A transportation department tests the braking abilities of various cars. For this​ experiment, the department measured the stopping distances on dry pavement at 100 kph​ (kilometers per​ hour, about 62​ mph) of four​ models: A,​ B, C, and D. Each car accelerated to 100 kilometers per hour on a test​ track; then the brakes were applied. The distance required to come to a full stop was​ measured, in meters. The test was repeated for each car 10 times under identical conditions. The data are shown in the accompanying table. Complete parts​ (a) through​ (f).

1) Y= ( )+D(A)+D(C)+D(D)

2) F statistic= F=

3) p-value=

​(Round to two decimal places as​ needed.)

Model    Distance (meters)
A   45.2
A   44.7
A   44.7
A   45.4
A   45.5
A   45.5
A   45.3
A   44.4
A   44.4
A   45.8
B   47.1
B   50.0
B   49.2
B   48.2
B   49.5
B   48.8
B   48.5
B   48.5
B   48.2
B   48.3
C   42.5
C   43.2
C   42.9
C   43.5
C   42.4
C   43.4
C   42.7
C   43.6
C   43.3
C   42.8
D   48.3
D   49.0
D   45.6
D   47.1
D   47.5
D   48.0
D   47.0
D   47.9
D   48.4
D   47.8

Answer 1

H0: The mean distance taken by the cars to come to full stop are equal

Ha: The mean distance taken by the cars to come to full stop are not equal.
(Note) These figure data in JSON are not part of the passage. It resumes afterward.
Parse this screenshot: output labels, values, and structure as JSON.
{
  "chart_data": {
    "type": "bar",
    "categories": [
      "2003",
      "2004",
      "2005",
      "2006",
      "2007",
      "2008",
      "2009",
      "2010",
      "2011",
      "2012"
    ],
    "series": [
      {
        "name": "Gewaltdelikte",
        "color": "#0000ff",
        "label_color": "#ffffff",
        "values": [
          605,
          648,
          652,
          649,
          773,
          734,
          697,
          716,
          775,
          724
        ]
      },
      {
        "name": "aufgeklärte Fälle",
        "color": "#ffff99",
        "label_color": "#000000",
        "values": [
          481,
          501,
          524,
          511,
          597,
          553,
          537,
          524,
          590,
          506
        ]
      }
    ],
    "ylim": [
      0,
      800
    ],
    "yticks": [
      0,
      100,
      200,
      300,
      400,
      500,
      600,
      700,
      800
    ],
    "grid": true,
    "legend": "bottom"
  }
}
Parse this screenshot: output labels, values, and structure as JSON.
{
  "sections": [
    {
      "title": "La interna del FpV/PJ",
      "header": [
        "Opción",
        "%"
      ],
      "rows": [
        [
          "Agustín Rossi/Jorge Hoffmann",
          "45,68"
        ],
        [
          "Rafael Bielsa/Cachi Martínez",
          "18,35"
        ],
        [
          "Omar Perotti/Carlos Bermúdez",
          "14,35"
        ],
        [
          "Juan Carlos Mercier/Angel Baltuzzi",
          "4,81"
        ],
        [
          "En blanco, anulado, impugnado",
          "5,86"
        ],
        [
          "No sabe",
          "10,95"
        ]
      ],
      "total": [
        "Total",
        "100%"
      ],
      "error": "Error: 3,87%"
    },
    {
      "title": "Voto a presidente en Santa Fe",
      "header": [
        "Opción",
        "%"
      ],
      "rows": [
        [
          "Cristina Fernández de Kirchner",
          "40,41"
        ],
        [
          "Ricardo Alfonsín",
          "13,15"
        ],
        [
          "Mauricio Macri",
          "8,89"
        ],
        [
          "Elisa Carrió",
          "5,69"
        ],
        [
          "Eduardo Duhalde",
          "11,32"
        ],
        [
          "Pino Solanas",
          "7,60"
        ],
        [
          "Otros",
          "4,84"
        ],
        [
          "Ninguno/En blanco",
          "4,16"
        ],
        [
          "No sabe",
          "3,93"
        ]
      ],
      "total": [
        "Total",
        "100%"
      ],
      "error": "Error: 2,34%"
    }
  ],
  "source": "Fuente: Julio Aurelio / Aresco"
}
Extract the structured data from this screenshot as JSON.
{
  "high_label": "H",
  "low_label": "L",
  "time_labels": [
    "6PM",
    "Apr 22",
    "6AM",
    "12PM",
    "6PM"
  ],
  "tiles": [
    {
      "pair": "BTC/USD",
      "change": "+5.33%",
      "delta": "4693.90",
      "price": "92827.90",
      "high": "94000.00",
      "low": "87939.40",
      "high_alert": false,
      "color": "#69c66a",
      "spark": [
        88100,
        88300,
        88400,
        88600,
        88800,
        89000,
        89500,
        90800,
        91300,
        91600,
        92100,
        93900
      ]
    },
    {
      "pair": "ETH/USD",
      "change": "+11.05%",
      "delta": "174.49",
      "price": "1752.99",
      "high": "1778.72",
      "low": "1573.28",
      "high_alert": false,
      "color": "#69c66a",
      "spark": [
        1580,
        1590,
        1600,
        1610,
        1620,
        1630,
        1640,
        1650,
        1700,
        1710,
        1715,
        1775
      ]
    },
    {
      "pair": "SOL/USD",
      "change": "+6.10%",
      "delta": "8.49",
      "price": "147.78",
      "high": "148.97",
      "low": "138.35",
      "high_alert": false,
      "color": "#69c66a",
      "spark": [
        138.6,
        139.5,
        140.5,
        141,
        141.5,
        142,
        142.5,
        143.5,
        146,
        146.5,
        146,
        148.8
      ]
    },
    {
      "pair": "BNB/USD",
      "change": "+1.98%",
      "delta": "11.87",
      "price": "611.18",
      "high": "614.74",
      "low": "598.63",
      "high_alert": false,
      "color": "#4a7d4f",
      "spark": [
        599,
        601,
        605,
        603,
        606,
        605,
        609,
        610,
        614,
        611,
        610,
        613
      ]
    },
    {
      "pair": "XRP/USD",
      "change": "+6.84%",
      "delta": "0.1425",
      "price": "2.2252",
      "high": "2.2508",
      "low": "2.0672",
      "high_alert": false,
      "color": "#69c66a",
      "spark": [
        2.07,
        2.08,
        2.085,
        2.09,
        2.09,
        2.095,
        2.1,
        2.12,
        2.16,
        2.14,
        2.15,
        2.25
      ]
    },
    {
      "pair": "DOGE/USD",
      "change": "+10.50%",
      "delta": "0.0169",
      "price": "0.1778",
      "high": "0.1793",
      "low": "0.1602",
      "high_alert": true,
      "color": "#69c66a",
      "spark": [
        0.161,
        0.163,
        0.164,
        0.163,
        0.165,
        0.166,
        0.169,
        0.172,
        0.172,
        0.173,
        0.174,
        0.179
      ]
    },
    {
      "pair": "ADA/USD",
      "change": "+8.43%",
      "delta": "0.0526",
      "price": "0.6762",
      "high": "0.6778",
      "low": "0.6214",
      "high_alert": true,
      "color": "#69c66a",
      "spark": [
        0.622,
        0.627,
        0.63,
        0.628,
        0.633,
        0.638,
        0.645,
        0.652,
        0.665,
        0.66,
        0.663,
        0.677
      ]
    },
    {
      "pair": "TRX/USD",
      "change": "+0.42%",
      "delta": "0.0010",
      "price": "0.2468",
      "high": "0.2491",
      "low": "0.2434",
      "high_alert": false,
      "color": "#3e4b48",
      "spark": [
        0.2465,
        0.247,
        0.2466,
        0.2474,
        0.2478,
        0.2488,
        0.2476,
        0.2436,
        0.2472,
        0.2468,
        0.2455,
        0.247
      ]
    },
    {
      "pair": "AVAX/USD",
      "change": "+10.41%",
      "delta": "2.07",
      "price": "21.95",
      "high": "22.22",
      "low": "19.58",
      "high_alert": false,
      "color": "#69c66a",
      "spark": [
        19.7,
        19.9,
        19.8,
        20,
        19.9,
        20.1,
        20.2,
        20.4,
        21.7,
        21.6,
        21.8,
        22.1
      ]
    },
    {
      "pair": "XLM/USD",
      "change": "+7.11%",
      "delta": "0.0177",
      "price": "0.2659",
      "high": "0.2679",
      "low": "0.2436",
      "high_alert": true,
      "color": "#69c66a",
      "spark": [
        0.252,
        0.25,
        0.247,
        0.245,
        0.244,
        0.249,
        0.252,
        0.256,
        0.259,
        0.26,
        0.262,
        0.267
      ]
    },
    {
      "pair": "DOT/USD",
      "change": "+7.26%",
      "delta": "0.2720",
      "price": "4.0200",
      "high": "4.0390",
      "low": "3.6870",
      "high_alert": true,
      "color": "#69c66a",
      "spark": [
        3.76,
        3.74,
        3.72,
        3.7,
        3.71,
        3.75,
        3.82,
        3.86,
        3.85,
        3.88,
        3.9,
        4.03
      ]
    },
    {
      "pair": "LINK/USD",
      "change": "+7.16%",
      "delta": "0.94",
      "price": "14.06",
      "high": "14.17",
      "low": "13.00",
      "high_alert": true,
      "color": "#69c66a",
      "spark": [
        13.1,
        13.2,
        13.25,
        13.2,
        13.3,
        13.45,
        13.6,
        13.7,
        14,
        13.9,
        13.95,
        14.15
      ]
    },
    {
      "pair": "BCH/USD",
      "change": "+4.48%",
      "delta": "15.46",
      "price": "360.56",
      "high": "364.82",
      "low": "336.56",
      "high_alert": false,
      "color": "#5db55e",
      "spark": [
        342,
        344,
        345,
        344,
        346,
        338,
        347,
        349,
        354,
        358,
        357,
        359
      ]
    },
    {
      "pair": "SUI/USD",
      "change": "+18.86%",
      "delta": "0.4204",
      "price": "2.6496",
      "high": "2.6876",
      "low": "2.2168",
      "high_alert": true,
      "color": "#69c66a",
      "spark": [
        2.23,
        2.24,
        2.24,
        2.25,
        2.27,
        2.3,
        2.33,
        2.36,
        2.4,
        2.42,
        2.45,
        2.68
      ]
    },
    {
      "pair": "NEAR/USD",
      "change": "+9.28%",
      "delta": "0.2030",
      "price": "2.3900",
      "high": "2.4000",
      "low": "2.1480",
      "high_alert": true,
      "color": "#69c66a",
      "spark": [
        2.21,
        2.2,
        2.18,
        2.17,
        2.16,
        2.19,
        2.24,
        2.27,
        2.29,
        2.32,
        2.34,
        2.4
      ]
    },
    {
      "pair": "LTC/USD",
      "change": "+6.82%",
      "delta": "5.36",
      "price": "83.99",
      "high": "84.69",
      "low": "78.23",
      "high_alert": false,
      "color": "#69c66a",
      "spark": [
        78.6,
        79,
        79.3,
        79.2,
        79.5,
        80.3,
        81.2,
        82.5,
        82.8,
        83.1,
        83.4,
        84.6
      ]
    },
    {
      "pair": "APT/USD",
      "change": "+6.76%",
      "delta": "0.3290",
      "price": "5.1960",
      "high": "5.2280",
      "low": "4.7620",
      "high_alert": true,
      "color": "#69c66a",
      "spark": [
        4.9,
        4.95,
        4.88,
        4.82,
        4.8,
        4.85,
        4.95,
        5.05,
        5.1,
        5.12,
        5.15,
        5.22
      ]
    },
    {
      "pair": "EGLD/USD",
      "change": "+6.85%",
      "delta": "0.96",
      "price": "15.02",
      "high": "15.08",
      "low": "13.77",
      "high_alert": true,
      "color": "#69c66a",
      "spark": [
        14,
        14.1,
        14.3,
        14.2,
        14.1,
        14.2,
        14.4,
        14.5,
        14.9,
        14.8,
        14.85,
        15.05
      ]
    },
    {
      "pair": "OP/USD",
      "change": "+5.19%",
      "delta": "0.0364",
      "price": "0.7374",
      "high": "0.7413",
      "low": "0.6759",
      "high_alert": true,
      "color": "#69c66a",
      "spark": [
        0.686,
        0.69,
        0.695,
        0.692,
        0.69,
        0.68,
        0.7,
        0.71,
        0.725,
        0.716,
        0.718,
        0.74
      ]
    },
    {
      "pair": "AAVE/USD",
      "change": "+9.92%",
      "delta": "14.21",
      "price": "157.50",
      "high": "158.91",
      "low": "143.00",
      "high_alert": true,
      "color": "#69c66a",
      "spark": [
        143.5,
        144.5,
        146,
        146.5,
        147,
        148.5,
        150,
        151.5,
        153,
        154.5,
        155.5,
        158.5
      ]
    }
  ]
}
As we are testing the four cars on the basis of the single factor we are using one way ANOVA.

Anova: Single Factor
SUMMARY
Groups	Count	Sum	Average	Variance
Column 1	10	450.9	45.09	0.249888889
Column 2	10	486.3	48.63	0.649
Column 3	10	430.3	43.03	0.182333333
Column 4	10	476.6	47.66	0.884888889
ANOVA
Source of Variation	SS	df	MS	F	P-value	F crit
Between Groups	192.79475	3	64.26491667	130.7452388	2.06113E-19	2.866265551
Within Groups	17.695	36	0.491527778
Total	210.48975	39

(i Calculated F value= 130.75

(ii) p value=0.00000001 As, we are testing at 5% level of significance so calculated p value is less than 0.05. So null hypothesis is rejectedi.e. the mean distance taken by the cars to come to rest are not equal.